11/08/2020

By Marko Stojiljković, published on Ubiquarian


Homelands
, the second feature-length film by the prolific Serbian editor-turned-director Jelena Maksimović, is quite difficult to pin-point, topic- and label-wise. The best way to describe it is to call it an impressionist docu-fiction work that tackles the topics of one’s search for own roots, history, civil war, evacuation and different homelands, and the life-long, trans-generational women’s struggle against the patriarchy. It premiered at the competition of FID Marseille, before starting the festival tour at DokuFest, in the Balkan competition.

The film opens with a young, unnamed woman, only later credited as Lenka and played by the film’s producer Jelena Angelovski, driving in the car uphill, towards a mountain village, while the famous romantic pop song by the Serbian musician Bajaga plays on her car stereo. The song is about the letting go to the imagination and it sets the mood for the most of the film and Lenka’s mission. The place she goes to is a ski resort in the mountains of the Northern Greece, but, as we find out later on, the same place is the homeland of her grandmother who had to escape from it during the Greek Civil War (1946-1949) because of her and her family’s role in the communist partisan movement.

Homelands is structured in two principal acts, one set during the winter season and the other at the time of a less busy summer, with a couple of archive material interludes along the way. One of them is a piece of a socialist film journal from the war-torn Greece with a partisan song as the soundtrack, and the other one takes a trip to the contemporary Zemun, Serbia, with the graffiti and the busted bust of the former Yugoslav communist president Tito as the sign of the socialist heritage being dismantled.

The first act gets the viewers acquainted to the place, its people (usually the employees of the resort) and its stories, while our protagonist tries to learn snowboarding and visits the abandoned, ruined houses. The survey continues also in the first part of the second act, portraying the slower life centred around the agriculture (fruit-picking, cattle- and sheep-herding) before making a point in the film’s finale, a poetic monologue by Lenka, dealing with the atrocities of the past and the challenges of the present that do not differ very much: capitalism, patriarchy and the exploitation of the natural resources.

Several questions arise from Homelands, how much of it is documentary and how much is the fiction being the central one. Is Lenka a character or a stand in and for whom exactly? What did she learn that she did not know already? By the end of the film, it will all fall into its own place, but the extremely slow pacing and the context-free floating might prove to be too much of a challenge for the less patient viewers.

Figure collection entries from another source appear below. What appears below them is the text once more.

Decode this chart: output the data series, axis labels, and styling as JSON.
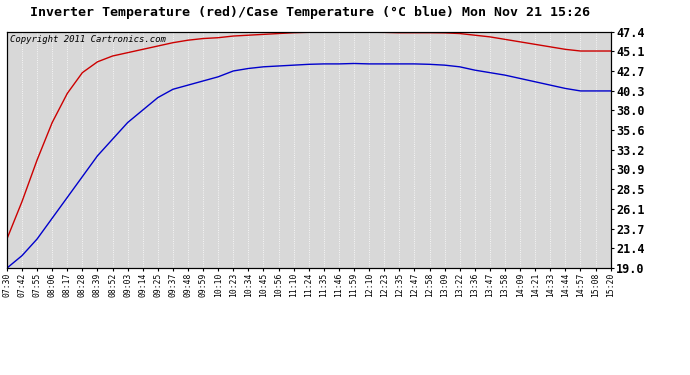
{
  "title": "Inverter Temperature (red)/Case Temperature (°C blue) Mon Nov 21 15:26",
  "copyright_text": "Copyright 2011 Cartronics.com",
  "y_ticks": [
    19.0,
    21.4,
    23.7,
    26.1,
    28.5,
    30.9,
    33.2,
    35.6,
    38.0,
    40.3,
    42.7,
    45.1,
    47.4
  ],
  "y_min": 19.0,
  "y_max": 47.4,
  "background_color": "#ffffff",
  "plot_bg_color": "#d8d8d8",
  "grid_color": "#ffffff",
  "line_color_red": "#cc0000",
  "line_color_blue": "#0000cc",
  "x_labels": [
    "07:30",
    "07:42",
    "07:55",
    "08:06",
    "08:17",
    "08:28",
    "08:39",
    "08:52",
    "09:03",
    "09:14",
    "09:25",
    "09:37",
    "09:48",
    "09:59",
    "10:10",
    "10:23",
    "10:34",
    "10:45",
    "10:56",
    "11:10",
    "11:24",
    "11:35",
    "11:46",
    "11:59",
    "12:10",
    "12:23",
    "12:35",
    "12:47",
    "12:58",
    "13:09",
    "13:22",
    "13:36",
    "13:47",
    "13:58",
    "14:09",
    "14:21",
    "14:33",
    "14:44",
    "14:57",
    "15:08",
    "15:20"
  ],
  "red_values": [
    22.5,
    27.0,
    32.0,
    36.5,
    40.0,
    42.5,
    43.8,
    44.5,
    44.9,
    45.3,
    45.7,
    46.1,
    46.4,
    46.6,
    46.7,
    46.9,
    47.0,
    47.1,
    47.2,
    47.3,
    47.35,
    47.38,
    47.38,
    47.38,
    47.36,
    47.34,
    47.3,
    47.3,
    47.3,
    47.28,
    47.2,
    47.0,
    46.8,
    46.5,
    46.2,
    45.9,
    45.6,
    45.3,
    45.1,
    45.1,
    45.1
  ],
  "blue_values": [
    19.0,
    20.5,
    22.5,
    25.0,
    27.5,
    30.0,
    32.5,
    34.5,
    36.5,
    38.0,
    39.5,
    40.5,
    41.0,
    41.5,
    42.0,
    42.7,
    43.0,
    43.2,
    43.3,
    43.4,
    43.5,
    43.55,
    43.55,
    43.6,
    43.55,
    43.55,
    43.55,
    43.55,
    43.5,
    43.4,
    43.2,
    42.8,
    42.5,
    42.2,
    41.8,
    41.4,
    41.0,
    40.6,
    40.3,
    40.3,
    40.3
  ],
  "title_fontsize": 9.5,
  "copyright_fontsize": 6.5,
  "ytick_fontsize": 8.5,
  "xtick_fontsize": 5.8
}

But Homelands is more about the mood, the message and the impressions, and the main impression is that Maksimović knows what she is trying to achieve, whether if she succeeds in it or not. The technical component of the film is stellar, especially regarding the cinematography of her frequent collaborator and the co-director of her previous documentary Taurunum Boy, Dušan Grubin whose winter- and summertime panorama shots of the semi-abandoned place with a bloody history are quite harrowing. Jakov Munižaba’s sound design highlights the sounds of the nature and contrasts them with the music always played as a part of the ambient.

Maksimović’s choice of the dark, melancholic song by the Slovenian and Yugoslav singer-songwriter Tomaž Pengov for the closing credits sequence is spot-on, especially combined with the context delivered via the textual info-cards. Homelands is a personal and melancholic journey.